Türk edebiyatında şiir denince akla ilk gelen isimleri bir düşünün…
Can Yücel
Tomris Uyar
Edip Cansever
Turgut Uyar
ve daha niceleri…
Bu isimler ve İkinci Yeni’nin diğer şairleri 29 Mart 1981 gecesi bir meyhanede oturup dertleşmişler. Konu ölümden açılınca Turgut Uyar masaya bir şişe rakı daha söylemiş ve rakı gelince o an orada bulunan herkese isimlerini şişenin üstüne yazmalarını istemiş.
Ardından;
“Bakın, seneye tekrar 26 mart gecesinde burada buluşacağız. Bu şişeyi içeceğiz. Öyle ölmek, eksilmek falan yok.” demiş.

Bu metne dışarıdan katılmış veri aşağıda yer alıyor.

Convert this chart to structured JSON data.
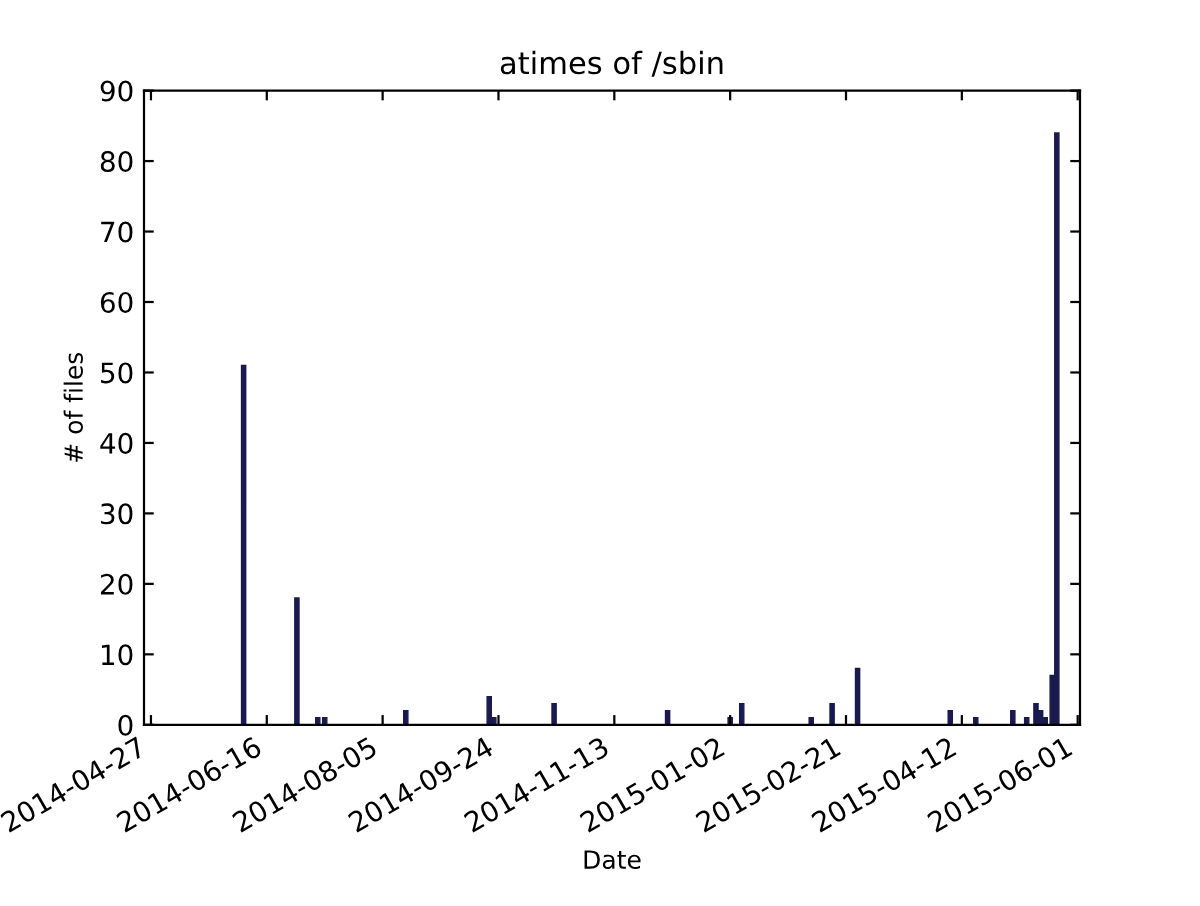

Ardından bu bir geleneğe dönüşmüş. Tüm o şairler nerede olurlarsa olsunlar her 26 Mart akşamında aynı meyhaneye gidip, senede bir kez de olsa dostlarının hala hayatta olduğunu görmeye devam etmişler.
Ta ki Turgut Uyar’ın ölümüne dek.
Turgut Uyar gittikten sonra bu geleneği sürdürmeyi bırakmışlar.
Aralarında oynadıkları bu tatlı ve hüzünlü oyunun ismi ise “Ölmeme Günü” olarak kalmış.
Cemal Süreya’nın
- Ertesi gün için bir şey diyemem ama rakı içtiğin gün ölmezsin.
sözü de böyle ortaya çıkmış.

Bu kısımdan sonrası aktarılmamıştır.